The good news for Apple is that the Commission now wants the parties to brief their positions on FRAND licensing questions. The judge disagreed with Apple, and now the Commission allows not only pleading based on evidence previously filed but also the submission of new evidence. Samsung's 2.4% royalty demand will finally come under scrutiny. For example, Commission question 6 requests a summary of "all licenses to the '348 patent granted by Samsung to any entity". It's a safe assumption that no one (at least no serious player in this industry) is paying Samsung a royalty anywhere near its prohibitive 2.4% demand from Apple. Also, the Commission wants to apply the Georgia-Pacific factors, a set of criteria for patent infringement damages, to its analysis of Samsung's royalty demand. While the Georgia-Pacific framework can lead to overcompensation of patent holders (especially in the SEP context), Samsung's 2.4% demand is so outrageous that it can't possibly be justified even under Georgia-Pacific.

The ITC has now given its first indication in the current wave of smartphone patent disputes as to how it intends to analyze FRAND licensing defenses. Without a doubt the ITC is absolutely unwilling to deny injunctive relief based on FRAND-pledged SEPs as a general rule. The ITC wants to continue to be the forum of choice for abusers of FRAND-pledged U.S. patents, and it won't remove the threat of SEP-based exclusion orders. But FRAND defenses can succeed depending on the ITC's analysis of the patent holder's royalty demands and the overall history of licensing negotiations. For a deep-pocketed, sophisticated litigant like Apple, that's acceptable. For some other litigations, it means that FRAND patent abusers will be able to leverage ITC investigations to extract non-FRAND terms. This is a serious policy issue as I wrote earlier today in my commentary on an ITC judge's denial of a motion to stay an investigation of an InterDigital complaint.

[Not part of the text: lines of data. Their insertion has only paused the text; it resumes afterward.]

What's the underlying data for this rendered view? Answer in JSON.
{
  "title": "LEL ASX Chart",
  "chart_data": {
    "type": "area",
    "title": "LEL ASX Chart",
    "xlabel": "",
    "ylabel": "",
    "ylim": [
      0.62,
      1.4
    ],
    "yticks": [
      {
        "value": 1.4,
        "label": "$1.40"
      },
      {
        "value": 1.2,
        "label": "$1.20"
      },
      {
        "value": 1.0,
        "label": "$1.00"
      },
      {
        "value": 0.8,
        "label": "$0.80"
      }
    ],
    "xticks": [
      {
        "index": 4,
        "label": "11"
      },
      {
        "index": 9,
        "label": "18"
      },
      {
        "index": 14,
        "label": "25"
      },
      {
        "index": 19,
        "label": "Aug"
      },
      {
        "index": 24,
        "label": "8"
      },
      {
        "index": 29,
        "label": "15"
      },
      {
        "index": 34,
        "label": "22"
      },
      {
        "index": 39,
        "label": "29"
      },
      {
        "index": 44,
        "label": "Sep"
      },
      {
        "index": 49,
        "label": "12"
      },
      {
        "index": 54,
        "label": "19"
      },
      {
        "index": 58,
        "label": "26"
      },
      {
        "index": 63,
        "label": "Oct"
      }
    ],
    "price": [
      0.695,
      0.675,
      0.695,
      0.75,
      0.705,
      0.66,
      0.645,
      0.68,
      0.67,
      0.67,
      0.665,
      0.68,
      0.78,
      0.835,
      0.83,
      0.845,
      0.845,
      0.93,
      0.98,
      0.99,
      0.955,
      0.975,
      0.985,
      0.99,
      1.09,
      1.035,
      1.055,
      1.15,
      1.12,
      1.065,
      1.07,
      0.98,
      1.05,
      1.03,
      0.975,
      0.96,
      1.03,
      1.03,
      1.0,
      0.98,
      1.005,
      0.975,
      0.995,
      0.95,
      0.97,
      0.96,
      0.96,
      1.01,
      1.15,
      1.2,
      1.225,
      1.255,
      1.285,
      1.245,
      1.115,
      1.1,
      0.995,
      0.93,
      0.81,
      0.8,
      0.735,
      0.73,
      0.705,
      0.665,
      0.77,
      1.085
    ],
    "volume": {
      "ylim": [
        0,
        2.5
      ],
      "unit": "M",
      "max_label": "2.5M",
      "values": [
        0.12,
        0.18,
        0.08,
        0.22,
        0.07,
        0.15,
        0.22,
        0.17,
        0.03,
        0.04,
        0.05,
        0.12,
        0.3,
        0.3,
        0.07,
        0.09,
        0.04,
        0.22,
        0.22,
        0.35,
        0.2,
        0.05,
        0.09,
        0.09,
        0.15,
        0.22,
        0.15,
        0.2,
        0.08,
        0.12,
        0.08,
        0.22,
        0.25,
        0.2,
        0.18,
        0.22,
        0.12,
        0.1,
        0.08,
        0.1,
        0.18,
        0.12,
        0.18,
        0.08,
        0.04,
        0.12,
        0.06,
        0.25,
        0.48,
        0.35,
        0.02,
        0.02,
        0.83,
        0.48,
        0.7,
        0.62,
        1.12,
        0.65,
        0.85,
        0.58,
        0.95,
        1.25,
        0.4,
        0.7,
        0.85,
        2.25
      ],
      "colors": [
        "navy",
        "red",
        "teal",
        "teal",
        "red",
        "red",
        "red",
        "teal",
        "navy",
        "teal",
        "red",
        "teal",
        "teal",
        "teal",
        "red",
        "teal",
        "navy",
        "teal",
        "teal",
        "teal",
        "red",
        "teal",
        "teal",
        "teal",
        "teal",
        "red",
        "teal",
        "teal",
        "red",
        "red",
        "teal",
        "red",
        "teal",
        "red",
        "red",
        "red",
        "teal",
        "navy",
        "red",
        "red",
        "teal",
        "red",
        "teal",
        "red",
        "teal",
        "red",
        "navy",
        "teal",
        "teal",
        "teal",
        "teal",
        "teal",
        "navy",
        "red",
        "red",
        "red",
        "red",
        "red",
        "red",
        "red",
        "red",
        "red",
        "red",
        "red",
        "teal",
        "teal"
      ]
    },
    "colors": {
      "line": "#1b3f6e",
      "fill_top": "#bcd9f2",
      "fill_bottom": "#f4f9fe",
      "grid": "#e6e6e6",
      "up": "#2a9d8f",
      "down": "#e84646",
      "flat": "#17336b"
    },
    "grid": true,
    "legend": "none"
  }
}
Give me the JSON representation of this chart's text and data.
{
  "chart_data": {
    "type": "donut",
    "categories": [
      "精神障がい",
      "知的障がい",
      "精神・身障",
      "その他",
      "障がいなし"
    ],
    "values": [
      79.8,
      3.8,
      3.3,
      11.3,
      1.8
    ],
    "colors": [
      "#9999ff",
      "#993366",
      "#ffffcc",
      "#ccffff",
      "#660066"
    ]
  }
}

Last year the United States Senate held a hearing to discuss the problem of SEP-based ITC import bans.

Samsung's only chance would have been for the ITC to find that Apple somehow "waived" its right to raise FRAND arguments. But Apple's FRAND defenses are alive, and Samsung won't be able to overcome them. Samsung's conduct in its SEP licensing negotiations with Apple has been viewed unfavorably by regulators and courts around the globe:

Even if Samsung convinced the ITC that all these regulators and other courts got it wrong, which I doubt very much, an import ban would not necessarily apply to Apple's current products. In the proceedings before the ALJ Samsung accused only older Apple products of infringement of the '348 patent: the AT&T models of the iPhone 4 (but not the 4S or 5), 3GS and 3, and of the iPad 3G and iPad 2 3G. One of the questions the Commission raised in today's notice relates to what an import ban would then mean for Apple's newer iPhones and iPads implementing the standard in question. The specific issue here is that Apple switched baseband chip suppliers. Its newer products come with Qualcomm chips, and the licensing situation between Qualcomm and Samsung is a different one than the agreement Samsung had in place with Intel and Infineon (Intel acquired Infineon's wireless baseband chip division). The iPhone 4S and the "new iPad 4G" were the first Apple products to come with Qualcomm chips. Courts in France and Italy agreed with Apple that Samsung's license agreement with Qualcomm precluded it from seeking cellular SEP-based injunctions against Apple products incorporating Qualcomm baseband chips. Also, it's interesting that Samsung did accuse the iPhone 4S during the course of this investigation, but not of infringement of the '348 patent.

In a parallel case the ITC is investigating Apple's complaint against Samsung (no SEPs involved there). A final ruling on that case is likely to issue this summer.